1. Offenheit (Kreativität und Neugier)
Ich bin Neuem gegenüber aufgeschlossen. Ich stelle gerne Fragen und suche nach Antworten, gerne auch auf ungewöhnlichem Weg. Ich finde rasch Lösungen für alltägliche Fragen und Probleme.

2. Zugewandtheit (Kommunikation und Kooperation)
Ich drücke mich auch bei fachlichen Themen verständlich aus, mündlich und schriftlich. Im gemeinsamen Miteinander mit anderen Personen finde ich schnell meine Rolle und bringe mich gerne ein. 

3. Haltung (Kritisches Denken und Ethik)
Ich achte darauf, meinen Standpunkt zu Themen, die mich interessieren, überlegt zu entwickeln und zu vertreten. In Diskussionen respektiere ich andere Meinungen und kann meine Position gut darstellen. Wichtige Prinzipien eines guten menschlichen Zusammenlebens in Gesellschaft, Umwelt, Wirtschaft etc. sind mir wichtig.
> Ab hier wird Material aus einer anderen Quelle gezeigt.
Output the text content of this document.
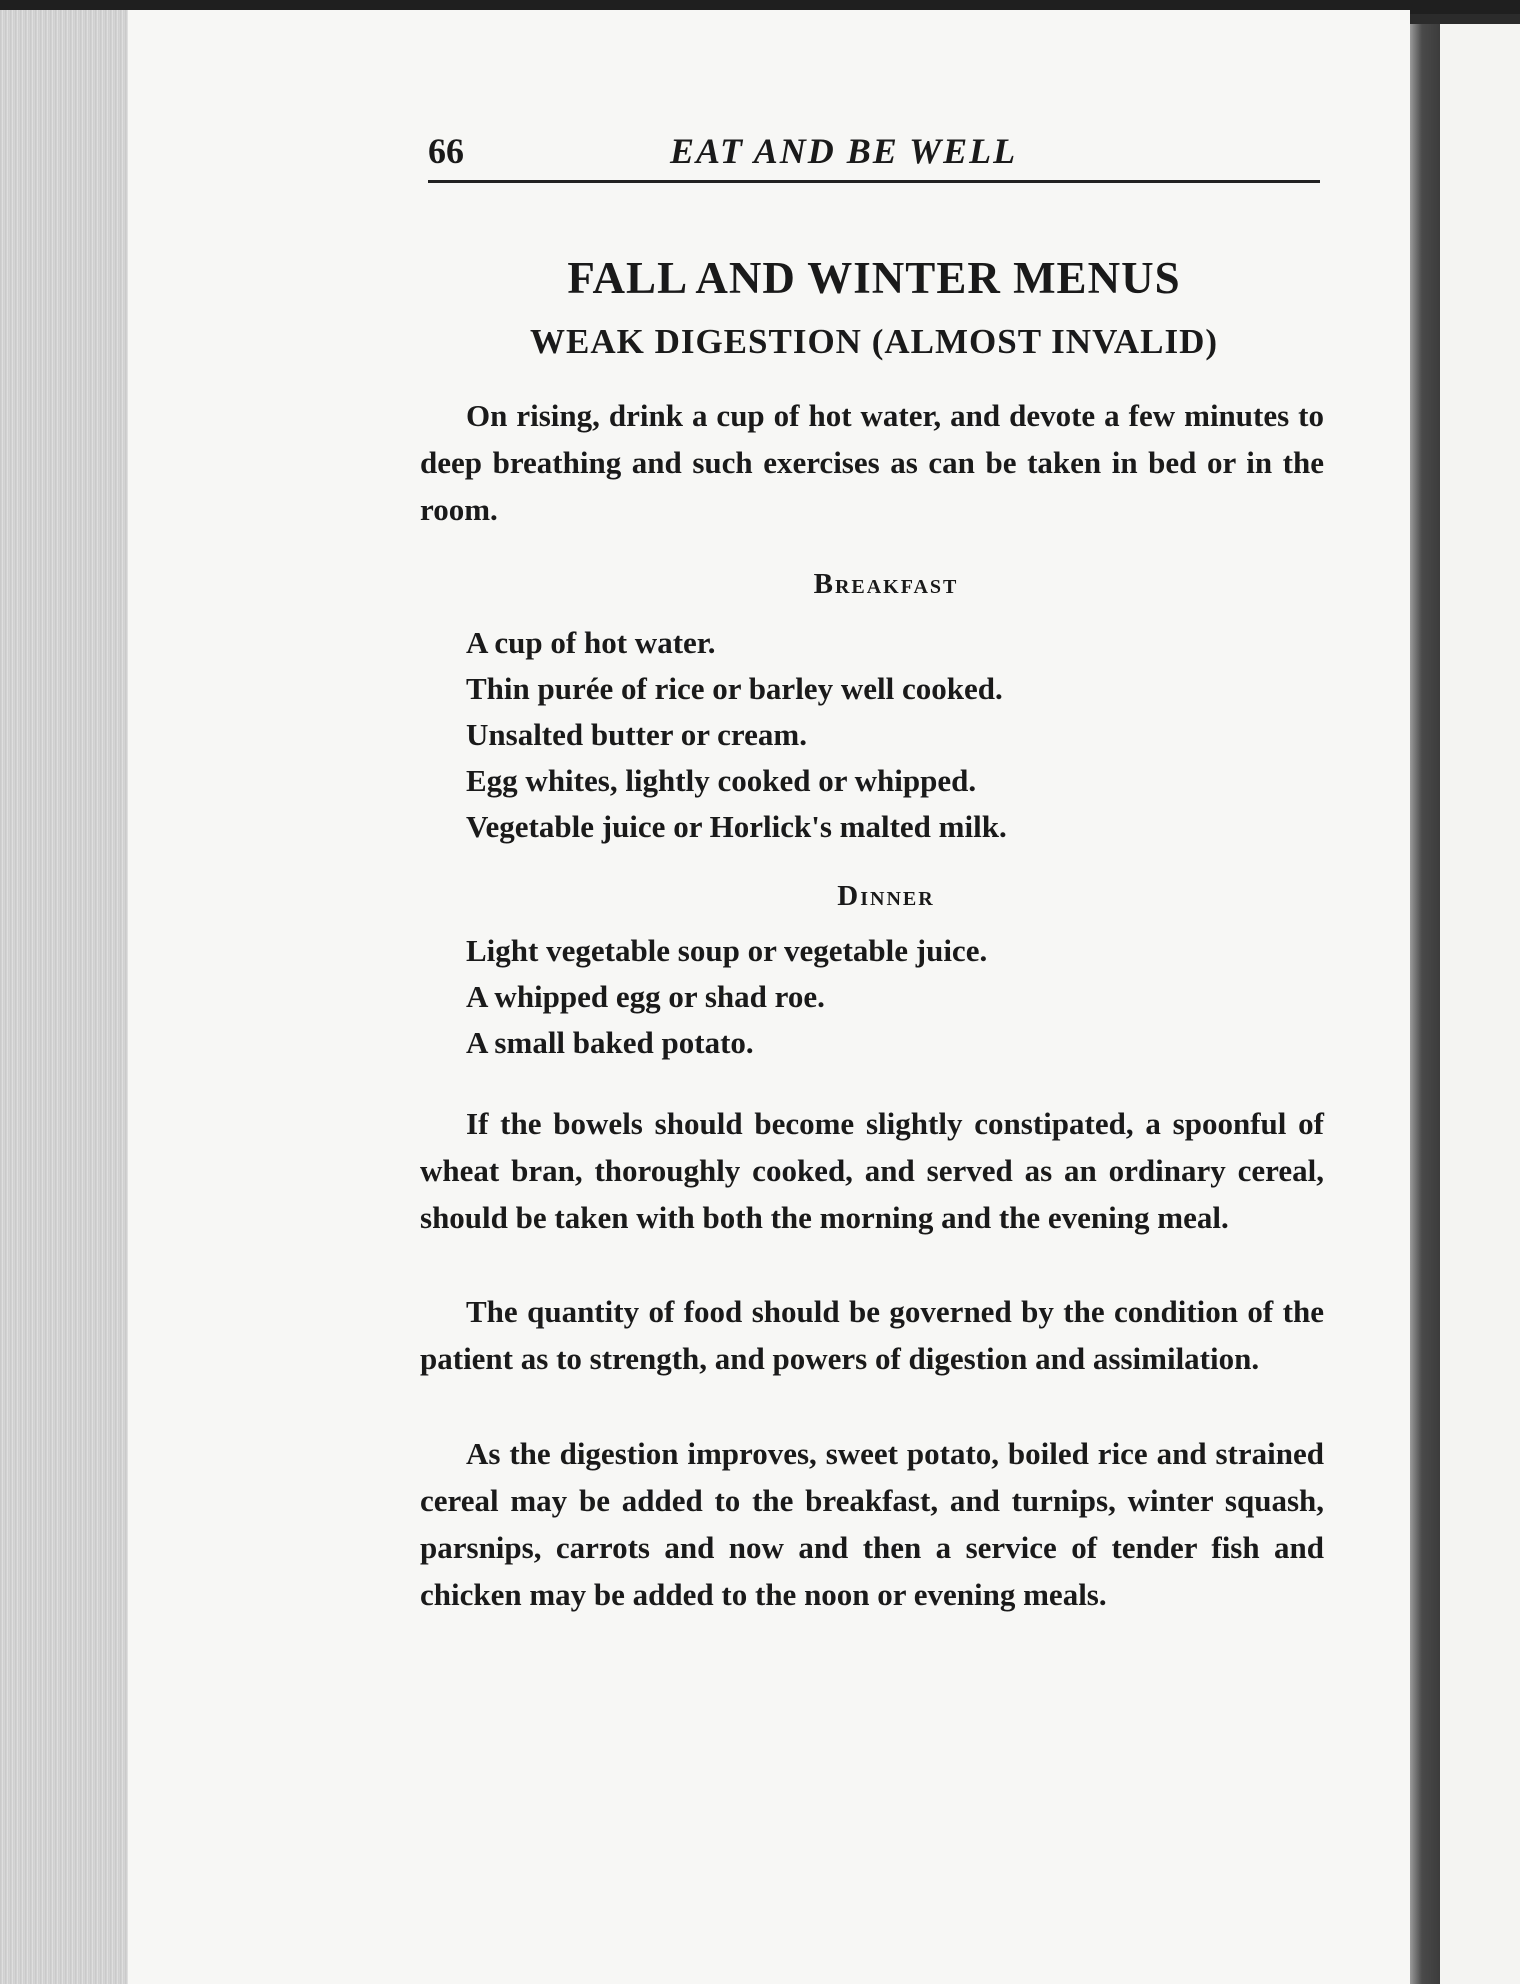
66	EAT AND BE WELL
FALL AND WINTER MENUS
WEAK DIGESTION (ALMOST INVALID)

On rising, drink a cup of hot water, and devote a few minutes to deep breathing and such exercises as can be taken in bed or in the room.

Breakfast
A cup of hot water.
Thin purée of rice or barley well cooked.
Unsalted butter or cream.
Egg whites, lightly cooked or whipped.
Vegetable juice or Horlick's malted milk.
Dinner
Light vegetable soup or vegetable juice.
A whipped egg or shad roe.
A small baked potato.

If the bowels should become slightly constipated, a spoonful of wheat bran, thoroughly cooked, and served as an ordinary cereal, should be taken with both the morning and the evening meal.

The quantity of food should be governed by the condition of the patient as to strength, and powers of digestion and assimilation.

As the digestion improves, sweet potato, boiled rice and strained cereal may be added to the breakfast, and turnips, winter squash, parsnips, carrots and now and then a service of tender fish and chicken may be added to the noon or evening meals.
4. Fokus (Motivation und Organisation)
Ich kann (Lern-)Aufgaben gut selbstorganisiert erledigen. Ich kann Ziele definieren und es fällt mir leicht, die dabei erforderlichen Schritte anzugehen und Teilaufgaben planvoll zu bearbeiten. Ich habe ein gutes Zeitgefühl.
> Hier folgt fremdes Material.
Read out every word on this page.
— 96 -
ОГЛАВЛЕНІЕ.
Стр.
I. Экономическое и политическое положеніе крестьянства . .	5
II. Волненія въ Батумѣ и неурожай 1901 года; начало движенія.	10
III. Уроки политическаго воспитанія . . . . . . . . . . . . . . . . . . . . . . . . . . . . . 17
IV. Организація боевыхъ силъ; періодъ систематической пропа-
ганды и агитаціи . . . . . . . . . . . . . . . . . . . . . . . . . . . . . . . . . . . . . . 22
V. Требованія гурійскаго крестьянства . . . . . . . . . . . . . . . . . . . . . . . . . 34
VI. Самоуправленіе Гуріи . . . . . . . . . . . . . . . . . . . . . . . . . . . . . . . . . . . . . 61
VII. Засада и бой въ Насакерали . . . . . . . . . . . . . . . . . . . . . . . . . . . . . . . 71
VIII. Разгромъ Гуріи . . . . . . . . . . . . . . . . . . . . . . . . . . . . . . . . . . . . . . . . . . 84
5. Resilienz (Selbstwirksamkeit und innere Stärke)
Ich habe eine Vorstellung von dem, was ich längerfristig erreichen möchte. Ich kenne meine Bedürfnisse und Stärken. Ich kann mit Herausforderungen umgehen, indem ich sie aus eigener Kraft angehe und dabei auch Hilfe in Anspruch nehme. Ich kenne meine Belastungsgrenze und finde einen Ausgleich zu stressigen Situationen.

Und so geht’s: 

Schritt 1: Die Studierenden erhalten das „Spinnennetz“-Arbeitsblatt. Auf diesem sind die fünf Kategorien erläutert und es ist ein Spinnennetz mit sieben Ebenen abgebildet (siehe Abbildung 1)“. Ebene 0 steht dafür, dass die Kompetenzen einer Kategorie „nicht ausgeprägt“ sind und Ebene 7 bedeutet eine extreme Ausprägung. 
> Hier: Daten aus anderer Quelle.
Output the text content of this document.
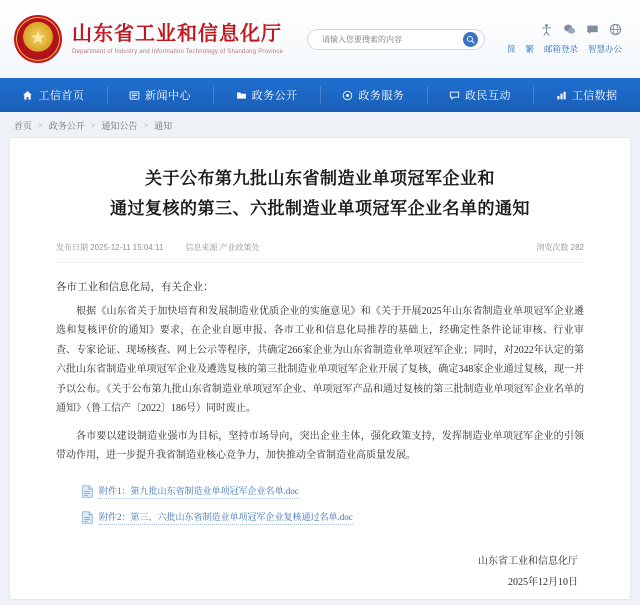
★
山东省工业和信息化厅
Department of Industry and Information Technology of Shandong Province
请输入您要搜索的内容	简 繁 邮箱登录 智慧办公
工信首页	新闻中心	政务公开	政务服务	政民互动	工信数据
首页 > 政务公开 > 通知公告 > 通知
关于公布第九批山东省制造业单项冠军企业和
通过复核的第三、六批制造业单项冠军企业名单的通知
发布日期 2025-12-11 15:04:11	信息来源 产业政策处	浏览次数 282
各市工业和信息化局，有关企业：
根据《山东省关于加快培育和发展制造业优质企业的实施意见》和《关于开展2025年山东省制造业单项冠军企业遴选和复核评价的通知》要求，在企业自愿申报、各市工业和信息化局推荐的基础上，经确定性条件论证审核、行业审查、专家论证、现场核查、网上公示等程序，共确定266家企业为山东省制造业单项冠军企业；同时，对2022年认定的第六批山东省制造业单项冠军企业及遴选复核的第三批制造业单项冠军企业开展了复核，确定348家企业通过复核，现一并予以公布。《关于公布第九批山东省制造业单项冠军企业、单项冠军产品和通过复核的第三批制造业单项冠军企业名单的通知》（鲁工信产〔2022〕186号）同时废止。
各市要以建设制造业强市为目标，坚持市场导向，突出企业主体，强化政策支持，发挥制造业单项冠军企业的引领带动作用，进一步提升我省制造业核心竞争力，加快推动全省制造业高质量发展。
附件1：第九批山东省制造业单项冠军企业名单.doc
附件2：第三、六批山东省制造业单项冠军企业复核通过名单.doc
山东省工业和信息化厅
2025年12月10日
Schritt 2: Die Studierenden sollen nun individuell für jede Kategorie eine Selbsteinschätzung darüber abgeben, wie gut ihre Kompetenzen jeweils ausgeprägt sind. Dies erfolgt, indem sie die Ebenen je nach Einschätzung ihrer persönlichen Ausprägung markieren. 

Schritt 3: Im Anschluss haben die Studierenden Zeit, ihr Ergebnis zu betrachten und in einer Einzel- oder Gruppenreflexion darüber nachzudenken, in welchen Kategorien sie persönliche Entwicklungspotentiale erkennen und sich ein bis drei Entwicklungsziel(e) zu setzen, die sie bis zu einem festgelegten Datum erreicht haben wollen. 

Schritt 4: Um die Studierenden in ihrem Entwicklungsprozess zu unterstützen, können Sie ihnen Impulsfragen und/oder unterstützende Methoden empfehlen oder solche in Ihrer Lehrveranstaltung einsetzen. Nutzen Sie dazu gerne diese Impulsesammlung  oder die untenstehende Methodensammlung als Anregung. 

Schritt 5: Am Ende des Semesters oder zu einem anderen gewählten Zeitpunkt bearbeiten die Studierenden das „Spinnennetz“-Arbeitsblatt erneut. Anschließend prüfen sie, ob sich im Vergleich zum vormaligen Ausfüllen etwas geändert und inwieweit sie ihre gesetzten Ziele erreicht haben. Das Ergebnis kann in einer Einzel- oder Gruppenarbeit reflektiert werden. 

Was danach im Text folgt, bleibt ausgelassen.